Le courage des résistants commence de prendre corps le jour où, par leurs actes, ils disent non. Il persiste seulement, il grandit, plus tard, lorsque, face au danger naissant, ils entrent en effet en résistance, lorsque des femmes et des hommes surmontent leur peur et demeurent pleinement fidèles aux valeurs humanistes, lors même qu’ils savent ce qu’il peut leur en coûter. Car, « le courage n’est pas l’absence de peur, mais la capacité de la vaincre. » (Nelson Mandela). Là où il n’y a pas de peur, il n’y a pas de courage, tout juste de la témérité, de l’inconscience ou de la folie. Ce n’est pas la témérité, le courage, ce n’est pas l’audace, l’intrépidité ou l’insouciance. C’est d’abord et avant tout l’âme forte et la tête froide de celui qui, ayant tout bien pesé et surmontant sa peur, décide d’affronter le danger.

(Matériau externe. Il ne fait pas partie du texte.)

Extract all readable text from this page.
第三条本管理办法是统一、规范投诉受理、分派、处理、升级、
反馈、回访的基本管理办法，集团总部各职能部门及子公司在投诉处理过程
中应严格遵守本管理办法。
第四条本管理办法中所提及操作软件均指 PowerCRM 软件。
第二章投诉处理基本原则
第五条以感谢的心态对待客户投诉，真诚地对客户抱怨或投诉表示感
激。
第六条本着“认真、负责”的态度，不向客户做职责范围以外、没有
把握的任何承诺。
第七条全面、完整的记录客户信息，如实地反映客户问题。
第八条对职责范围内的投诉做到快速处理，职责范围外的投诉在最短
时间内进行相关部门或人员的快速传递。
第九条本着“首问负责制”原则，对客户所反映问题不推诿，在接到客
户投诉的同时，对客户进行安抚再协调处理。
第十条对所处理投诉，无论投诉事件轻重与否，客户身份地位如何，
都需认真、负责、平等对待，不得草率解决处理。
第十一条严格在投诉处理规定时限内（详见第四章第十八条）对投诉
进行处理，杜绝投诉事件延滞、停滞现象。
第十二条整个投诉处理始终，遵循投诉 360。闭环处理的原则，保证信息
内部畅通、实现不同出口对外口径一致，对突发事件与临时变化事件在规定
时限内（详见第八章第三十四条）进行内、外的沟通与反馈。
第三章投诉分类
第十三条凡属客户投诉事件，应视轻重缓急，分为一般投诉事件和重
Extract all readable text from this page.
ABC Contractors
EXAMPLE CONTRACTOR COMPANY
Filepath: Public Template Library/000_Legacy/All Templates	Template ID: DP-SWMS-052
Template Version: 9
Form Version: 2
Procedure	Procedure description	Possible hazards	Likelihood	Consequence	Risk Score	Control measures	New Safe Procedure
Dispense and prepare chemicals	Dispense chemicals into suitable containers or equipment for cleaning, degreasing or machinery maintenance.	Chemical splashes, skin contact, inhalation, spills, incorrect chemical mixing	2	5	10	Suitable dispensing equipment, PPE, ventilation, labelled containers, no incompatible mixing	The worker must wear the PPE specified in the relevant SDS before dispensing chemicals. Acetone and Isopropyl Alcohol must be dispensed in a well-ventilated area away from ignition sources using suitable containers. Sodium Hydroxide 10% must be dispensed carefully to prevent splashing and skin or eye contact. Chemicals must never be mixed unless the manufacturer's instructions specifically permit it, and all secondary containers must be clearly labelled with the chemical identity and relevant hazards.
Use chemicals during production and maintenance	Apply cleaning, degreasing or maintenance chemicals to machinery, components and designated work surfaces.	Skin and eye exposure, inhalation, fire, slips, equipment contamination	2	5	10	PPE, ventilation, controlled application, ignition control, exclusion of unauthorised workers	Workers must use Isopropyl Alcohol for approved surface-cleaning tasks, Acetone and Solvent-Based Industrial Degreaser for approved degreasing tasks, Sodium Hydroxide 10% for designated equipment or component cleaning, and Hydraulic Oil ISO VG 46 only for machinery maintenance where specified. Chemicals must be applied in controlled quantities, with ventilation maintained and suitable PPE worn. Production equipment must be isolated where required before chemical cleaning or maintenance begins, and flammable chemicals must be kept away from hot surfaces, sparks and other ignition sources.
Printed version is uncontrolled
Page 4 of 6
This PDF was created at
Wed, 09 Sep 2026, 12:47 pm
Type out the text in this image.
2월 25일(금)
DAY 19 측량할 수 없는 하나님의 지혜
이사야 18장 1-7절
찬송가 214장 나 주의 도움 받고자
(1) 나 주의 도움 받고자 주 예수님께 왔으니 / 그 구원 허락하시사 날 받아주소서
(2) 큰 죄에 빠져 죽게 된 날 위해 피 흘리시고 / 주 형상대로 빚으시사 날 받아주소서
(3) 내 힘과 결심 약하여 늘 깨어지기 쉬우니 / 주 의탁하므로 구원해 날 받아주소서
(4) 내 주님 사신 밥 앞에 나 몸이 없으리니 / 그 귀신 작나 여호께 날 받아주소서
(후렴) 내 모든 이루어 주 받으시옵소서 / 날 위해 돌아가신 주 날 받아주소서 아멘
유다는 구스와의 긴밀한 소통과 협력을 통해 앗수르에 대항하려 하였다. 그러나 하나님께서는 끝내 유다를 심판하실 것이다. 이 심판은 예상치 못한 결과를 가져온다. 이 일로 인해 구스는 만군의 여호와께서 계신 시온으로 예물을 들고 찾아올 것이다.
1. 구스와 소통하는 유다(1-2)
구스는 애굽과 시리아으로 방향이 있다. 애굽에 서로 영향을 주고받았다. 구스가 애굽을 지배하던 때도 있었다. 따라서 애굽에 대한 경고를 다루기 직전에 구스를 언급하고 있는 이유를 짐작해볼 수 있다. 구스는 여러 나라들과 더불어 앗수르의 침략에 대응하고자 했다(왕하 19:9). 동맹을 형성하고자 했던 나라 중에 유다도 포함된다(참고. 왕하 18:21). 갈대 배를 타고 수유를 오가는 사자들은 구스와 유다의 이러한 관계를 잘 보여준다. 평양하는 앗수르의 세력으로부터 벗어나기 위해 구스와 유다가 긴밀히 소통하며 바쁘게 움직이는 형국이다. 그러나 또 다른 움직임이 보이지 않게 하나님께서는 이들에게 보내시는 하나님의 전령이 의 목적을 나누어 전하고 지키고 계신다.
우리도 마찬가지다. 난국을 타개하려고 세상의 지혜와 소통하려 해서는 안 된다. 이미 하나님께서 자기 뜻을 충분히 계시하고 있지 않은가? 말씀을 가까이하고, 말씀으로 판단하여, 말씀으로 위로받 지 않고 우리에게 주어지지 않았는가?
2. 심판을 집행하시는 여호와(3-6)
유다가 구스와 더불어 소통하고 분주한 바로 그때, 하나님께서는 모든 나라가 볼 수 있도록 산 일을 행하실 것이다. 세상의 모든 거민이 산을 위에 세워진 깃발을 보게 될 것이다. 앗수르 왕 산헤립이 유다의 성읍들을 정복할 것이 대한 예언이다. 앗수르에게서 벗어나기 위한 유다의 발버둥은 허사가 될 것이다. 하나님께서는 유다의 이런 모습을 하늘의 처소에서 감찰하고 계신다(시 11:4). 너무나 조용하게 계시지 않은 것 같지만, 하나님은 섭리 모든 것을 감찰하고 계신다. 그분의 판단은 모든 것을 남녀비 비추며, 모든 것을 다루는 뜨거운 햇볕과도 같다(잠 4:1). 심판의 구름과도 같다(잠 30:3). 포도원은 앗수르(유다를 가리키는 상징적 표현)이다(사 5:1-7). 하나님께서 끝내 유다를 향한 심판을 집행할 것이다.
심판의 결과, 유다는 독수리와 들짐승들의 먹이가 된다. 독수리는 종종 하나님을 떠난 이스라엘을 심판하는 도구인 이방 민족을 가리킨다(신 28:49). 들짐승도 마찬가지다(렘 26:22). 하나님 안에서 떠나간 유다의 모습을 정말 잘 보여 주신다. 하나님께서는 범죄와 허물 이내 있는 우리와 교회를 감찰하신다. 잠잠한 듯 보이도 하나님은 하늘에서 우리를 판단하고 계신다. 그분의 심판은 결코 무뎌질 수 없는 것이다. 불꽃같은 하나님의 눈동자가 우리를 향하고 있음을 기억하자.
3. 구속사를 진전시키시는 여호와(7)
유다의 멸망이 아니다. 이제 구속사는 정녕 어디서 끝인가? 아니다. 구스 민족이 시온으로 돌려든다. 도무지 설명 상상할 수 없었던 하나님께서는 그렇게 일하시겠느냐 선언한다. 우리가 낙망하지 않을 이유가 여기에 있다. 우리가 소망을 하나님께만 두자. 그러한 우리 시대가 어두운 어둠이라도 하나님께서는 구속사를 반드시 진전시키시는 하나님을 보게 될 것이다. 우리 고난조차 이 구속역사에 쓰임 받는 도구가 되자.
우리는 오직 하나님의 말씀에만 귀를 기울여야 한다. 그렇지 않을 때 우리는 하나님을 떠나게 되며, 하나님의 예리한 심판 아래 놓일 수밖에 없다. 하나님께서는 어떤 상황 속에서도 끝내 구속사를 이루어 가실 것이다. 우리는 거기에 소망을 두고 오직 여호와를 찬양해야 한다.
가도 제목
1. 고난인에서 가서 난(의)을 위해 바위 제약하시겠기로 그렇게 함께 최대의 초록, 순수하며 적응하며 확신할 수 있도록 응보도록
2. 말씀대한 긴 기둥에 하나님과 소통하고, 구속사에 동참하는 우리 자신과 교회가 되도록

Pourtant, c’est encore en amont de ce moment que le courage des résistants prend corps, bien avant l’affrontement héroïque du danger. Lorsque, entendant monter le sourd grognement de la haine, lorsque voyant s’amonceler au loin les noirs nuages annonciateurs des tyrannies, des femmes et des hommes commencent à dessiner le mur du refus. Car celle qui proclame son attachement à l’homme, lorsqu’elle sait qu’elle y risque sa vie, celui qui soudain semble mettre sa vie en bascule, lorsque paraît la bête immonde, ceux-là n’étaient que rarement vierges de tout combat, de toute résistance antérieure. Ils avaient, pour ainsi dire, la résistance chevillée au corps, même en temps de paix, même avant le bruit des bottes. Le courage n’est pas un surgissement impromptu, qui claquerait comme un coup de tonnerre dans un ciel lumineux.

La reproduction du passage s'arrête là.